MSB'den sınır ötesi operasyon mesajı
Milli Savunma Bakanlığı tarafından yapılan basın bilgilendirmesinde Suriye ile ilgili olarak "bölgede hiçbir terör oluşumuna ve hiçbir oldubittiye asla izin verilmeyeceği" vurgulanarak, sınır ötesi operasyon mesajı verildi.
MSB kaynakları Türk Silahlı Kuvvetleri'nin (TSK) "Türkiye'nin ve sınırlarının güvenliğini sağlamak, Türkiye'nin hak ve menfaatlerini korumak maksadıyla, Suriye’nin toprak bütünlüğüne ve halkının barışçıl çözüm arayışlarına saygı göstererek, terörist grupların silah bırakmaması durumunda, sınır ötesi operasyonlarını sürdürme azim ve kararlılığında" olduğunu belirttiler.
Bu kararlılığın "uluslararası hukuk ve BM Antlaşması’nın meşru müdafaa hakkı ilkesi çerçevesinde, terör örgütlerinin faaliyetlerine son vermek amacıyla bölgede barışı tehdit eden tüm terör unsurları ortadan kaldırılıncaya kadar" sürdürüleceği de belirtildi.
Türkiye daha önce "Suriye'den gelen tehditleri önlemek" için Ağustos 2016’da Fırat Kalkanı Harekatı’nı başlatmış, ardından Zeytin Dalı, Barış Pınarı ve Barış Kalkanı operasyonlarını gerçekleştirmişti.
Dışişleri Bakanı Hakan Fidan da birkaç gün önce bir televizyon programında YPG güçlerinin Suriye yönetimine gelen Heyet Tahrir Şam (HTŞ) ile yürüttüğü silah bırakma müzakerelerinden bir sonuç çıkmaması durumunda Türkiye için askeri operasyon dışında bir seçenek kalmadığını kaydetmişti. ABD Dışişleri Bakanı Antony Blinken, PKK militanlarının Suriye'den çıkmasının zaman alacağını, bu süreçte gerilimin tırmanmasını önlemek için Türkiye'yi ikna etmeye çalıştıklarını kaydetti.
Tişrin Barajı: "Son savunma hattı"
Bu arada stratejik olarak önemli noktadaki Tişrin Barajı ile ilgili gelişmeler de gerginliği artırmış durumda.
Esad yönetiminin devrilmesinin ardından Türkiye'nin desteklediği Suriye Milli Ordusu güçleri Fırat nehrinin batısında SDG’nin elindeki bazı şehirleri ele geçirmiş ancak Fırat'ın doğusuna geçmemişti.
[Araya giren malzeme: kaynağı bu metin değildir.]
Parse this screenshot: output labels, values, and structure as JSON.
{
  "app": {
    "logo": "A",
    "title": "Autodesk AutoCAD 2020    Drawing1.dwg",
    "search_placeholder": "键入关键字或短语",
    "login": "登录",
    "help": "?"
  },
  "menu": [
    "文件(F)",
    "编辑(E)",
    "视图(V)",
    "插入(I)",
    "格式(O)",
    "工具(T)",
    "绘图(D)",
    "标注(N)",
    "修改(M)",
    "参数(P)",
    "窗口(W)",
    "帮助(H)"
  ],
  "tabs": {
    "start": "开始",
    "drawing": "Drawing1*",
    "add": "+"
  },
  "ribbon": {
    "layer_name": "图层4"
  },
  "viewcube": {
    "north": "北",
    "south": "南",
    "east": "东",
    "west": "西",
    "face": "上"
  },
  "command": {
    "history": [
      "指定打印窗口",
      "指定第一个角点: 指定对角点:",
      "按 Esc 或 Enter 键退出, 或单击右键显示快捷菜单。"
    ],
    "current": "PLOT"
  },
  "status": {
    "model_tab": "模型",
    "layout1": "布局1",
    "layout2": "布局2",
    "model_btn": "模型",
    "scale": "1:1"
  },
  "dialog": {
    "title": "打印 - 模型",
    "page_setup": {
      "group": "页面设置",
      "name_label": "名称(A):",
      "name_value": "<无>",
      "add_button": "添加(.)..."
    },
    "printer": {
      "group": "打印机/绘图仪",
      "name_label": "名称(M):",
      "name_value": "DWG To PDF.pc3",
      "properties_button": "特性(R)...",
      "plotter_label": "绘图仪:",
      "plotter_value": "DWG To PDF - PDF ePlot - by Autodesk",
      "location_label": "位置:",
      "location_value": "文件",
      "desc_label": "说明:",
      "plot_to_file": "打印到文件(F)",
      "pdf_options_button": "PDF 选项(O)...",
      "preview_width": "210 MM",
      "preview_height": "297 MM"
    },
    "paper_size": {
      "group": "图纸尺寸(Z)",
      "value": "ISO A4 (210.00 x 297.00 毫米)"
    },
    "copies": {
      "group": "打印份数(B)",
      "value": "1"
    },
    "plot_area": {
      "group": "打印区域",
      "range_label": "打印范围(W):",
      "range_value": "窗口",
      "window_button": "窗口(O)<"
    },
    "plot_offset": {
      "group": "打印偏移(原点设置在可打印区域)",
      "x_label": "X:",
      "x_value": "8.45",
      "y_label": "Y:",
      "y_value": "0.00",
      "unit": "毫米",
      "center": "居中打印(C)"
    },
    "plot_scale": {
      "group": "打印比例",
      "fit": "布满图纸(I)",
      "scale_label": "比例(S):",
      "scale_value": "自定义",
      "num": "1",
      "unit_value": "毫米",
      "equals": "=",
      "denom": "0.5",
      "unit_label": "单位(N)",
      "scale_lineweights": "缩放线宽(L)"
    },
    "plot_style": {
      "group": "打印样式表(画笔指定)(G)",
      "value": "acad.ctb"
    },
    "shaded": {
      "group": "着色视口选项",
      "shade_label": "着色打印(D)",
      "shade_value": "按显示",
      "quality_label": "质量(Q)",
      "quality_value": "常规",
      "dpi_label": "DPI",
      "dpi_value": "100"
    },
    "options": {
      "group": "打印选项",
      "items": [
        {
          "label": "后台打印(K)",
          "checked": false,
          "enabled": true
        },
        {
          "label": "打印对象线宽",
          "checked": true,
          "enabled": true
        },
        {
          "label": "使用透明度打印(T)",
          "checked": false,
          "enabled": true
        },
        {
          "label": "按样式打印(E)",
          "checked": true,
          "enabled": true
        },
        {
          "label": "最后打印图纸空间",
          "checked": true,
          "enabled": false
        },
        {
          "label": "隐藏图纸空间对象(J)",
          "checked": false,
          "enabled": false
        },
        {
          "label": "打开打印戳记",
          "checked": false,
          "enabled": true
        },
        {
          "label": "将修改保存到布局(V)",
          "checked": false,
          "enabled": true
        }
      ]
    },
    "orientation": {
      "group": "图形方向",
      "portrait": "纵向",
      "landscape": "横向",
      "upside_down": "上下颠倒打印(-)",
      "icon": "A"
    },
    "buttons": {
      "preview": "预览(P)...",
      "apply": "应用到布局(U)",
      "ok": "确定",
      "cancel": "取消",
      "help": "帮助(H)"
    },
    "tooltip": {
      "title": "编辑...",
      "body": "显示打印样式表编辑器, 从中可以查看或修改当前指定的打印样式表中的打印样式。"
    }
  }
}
Ancak geçiş noktasındaki Tişrin Barajı ve Karakozak Köprüsü bölgesinde çatışmalar ve İHA saldırılarının olduğu haberleri son günlerde artarken, Haseke'den bir sivil konvoy SDG'ye destek vermek ve Suriye Milli Ordusu'nun (SMO) saldırılarını protesto etmek için Tişrin Barajı’na doğru hareket etmişti.
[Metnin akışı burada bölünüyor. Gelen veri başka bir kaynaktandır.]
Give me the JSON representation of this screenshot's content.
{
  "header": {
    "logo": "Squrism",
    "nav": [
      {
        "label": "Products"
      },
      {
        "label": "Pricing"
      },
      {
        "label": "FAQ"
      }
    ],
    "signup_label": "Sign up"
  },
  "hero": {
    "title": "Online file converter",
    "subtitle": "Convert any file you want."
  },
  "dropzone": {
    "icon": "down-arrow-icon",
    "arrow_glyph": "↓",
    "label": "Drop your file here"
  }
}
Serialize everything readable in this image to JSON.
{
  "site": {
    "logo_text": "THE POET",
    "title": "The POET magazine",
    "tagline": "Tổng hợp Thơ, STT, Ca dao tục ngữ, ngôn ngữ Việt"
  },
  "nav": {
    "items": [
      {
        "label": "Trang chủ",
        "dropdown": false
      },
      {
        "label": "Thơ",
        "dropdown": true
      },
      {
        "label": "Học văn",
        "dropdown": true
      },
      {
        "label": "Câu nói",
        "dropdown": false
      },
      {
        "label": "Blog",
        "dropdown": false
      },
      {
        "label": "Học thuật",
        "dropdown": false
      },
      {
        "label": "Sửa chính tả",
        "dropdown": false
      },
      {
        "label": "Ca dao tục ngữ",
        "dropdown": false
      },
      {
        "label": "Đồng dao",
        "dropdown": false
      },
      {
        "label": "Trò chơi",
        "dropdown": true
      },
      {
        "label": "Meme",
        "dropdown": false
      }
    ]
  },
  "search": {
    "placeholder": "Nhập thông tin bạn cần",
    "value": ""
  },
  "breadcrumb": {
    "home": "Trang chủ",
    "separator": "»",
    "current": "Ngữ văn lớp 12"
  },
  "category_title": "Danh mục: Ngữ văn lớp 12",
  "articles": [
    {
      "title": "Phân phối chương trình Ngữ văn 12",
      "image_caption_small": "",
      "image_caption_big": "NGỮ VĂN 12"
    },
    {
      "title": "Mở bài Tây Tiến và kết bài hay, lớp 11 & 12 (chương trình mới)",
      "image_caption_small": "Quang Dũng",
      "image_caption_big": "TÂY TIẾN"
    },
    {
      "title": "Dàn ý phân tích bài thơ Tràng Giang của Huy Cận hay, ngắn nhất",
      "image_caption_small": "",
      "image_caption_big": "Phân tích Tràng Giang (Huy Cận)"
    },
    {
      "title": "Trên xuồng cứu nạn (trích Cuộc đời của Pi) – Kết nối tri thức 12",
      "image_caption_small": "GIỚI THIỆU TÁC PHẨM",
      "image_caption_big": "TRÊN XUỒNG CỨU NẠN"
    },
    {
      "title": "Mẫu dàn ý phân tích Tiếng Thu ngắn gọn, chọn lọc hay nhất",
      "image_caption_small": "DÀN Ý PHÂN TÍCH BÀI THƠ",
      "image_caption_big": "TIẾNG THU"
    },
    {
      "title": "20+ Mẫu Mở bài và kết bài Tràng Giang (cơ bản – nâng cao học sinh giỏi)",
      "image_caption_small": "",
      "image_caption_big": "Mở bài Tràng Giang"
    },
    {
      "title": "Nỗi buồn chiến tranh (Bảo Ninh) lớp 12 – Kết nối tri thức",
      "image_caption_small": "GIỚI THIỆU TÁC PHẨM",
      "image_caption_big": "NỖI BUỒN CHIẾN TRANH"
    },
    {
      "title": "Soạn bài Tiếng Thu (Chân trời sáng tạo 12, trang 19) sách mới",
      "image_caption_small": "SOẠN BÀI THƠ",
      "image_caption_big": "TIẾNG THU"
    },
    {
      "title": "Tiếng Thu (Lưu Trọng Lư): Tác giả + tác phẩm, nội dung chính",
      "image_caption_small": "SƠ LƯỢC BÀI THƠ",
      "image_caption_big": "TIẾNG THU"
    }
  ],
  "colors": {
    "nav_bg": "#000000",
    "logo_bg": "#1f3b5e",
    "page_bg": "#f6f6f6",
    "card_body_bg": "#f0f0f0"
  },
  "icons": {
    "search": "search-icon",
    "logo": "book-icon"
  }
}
AFP’nin haberine göre İngiltere merkezli Suriye İnsan Hakları Gözlemevi (SOHR) Münbiç kırsalında son saatlerde Kürt liderliğindeki SDG ile SMO grupları arasında şiddetli çatışmalar yaşandığını belirterek, SMO’yu Türk hava kuvvetlerinin de desteklediği belirtildi. Gözlemevi bu çatışmalarda çoğunluğu SMO’dan olmak üzere 37 kişinin hayatını kaybettiğini de belirtti.
MSB yetkilileri ise bugünkü bilgilendirmede Suriye'de su kaynakları, enerji üretimi ve bölgesel güvenlik açısından stratejik öneme sahip bir nokta olan Fırat Nehri üzerindeki Tişrin Barajı'nın "terör örgütü PKK/YPG/SDG tarafından son savunma hattı olarak değerlendirilmekte olduğunu" belirtti.
MSB kaynakları son gelişmelere dair ayrıca şunları kaydetti:
"PKK/YPG/SDG'nin Tişrin Barajı bölgesinde sivilleri canlı kalkan olarak kullanması hatta aralarında sivil giyimli terörist grupları da bölgeye sevk etmesi sadece terörist grupların gerçekleştirebileceği bir hareket olup, insan hakları ihlali anlamına gelmektedir."
ABD’li yetkili Bass Ankara’da
Bu arada ABD’den üst düzey bir yetkili de bugün ve yarın Ankara’da temaslarda bulunacak.
ABD Dışişleri Bakanlığı Siyasi İşler Müsteşar Vekili John Bass iki günlük ziyareti sırasında Washington’un Suriye ilgili görüşlerini ve tırmanan gerginliğe yönelik kaygılarını yeniden aktarması bekleniyor.
Bass’ın Ankara’da Dışişleri Bakan Yardımcıları Nuh Yılmaz ve Burhanettin Duran ile yapacağı görüşmelerde ikili ilişkilerin yanı sıra Suriye başta olmak üzere bölgesel gelişmelerin ele alınması öngörülüyor.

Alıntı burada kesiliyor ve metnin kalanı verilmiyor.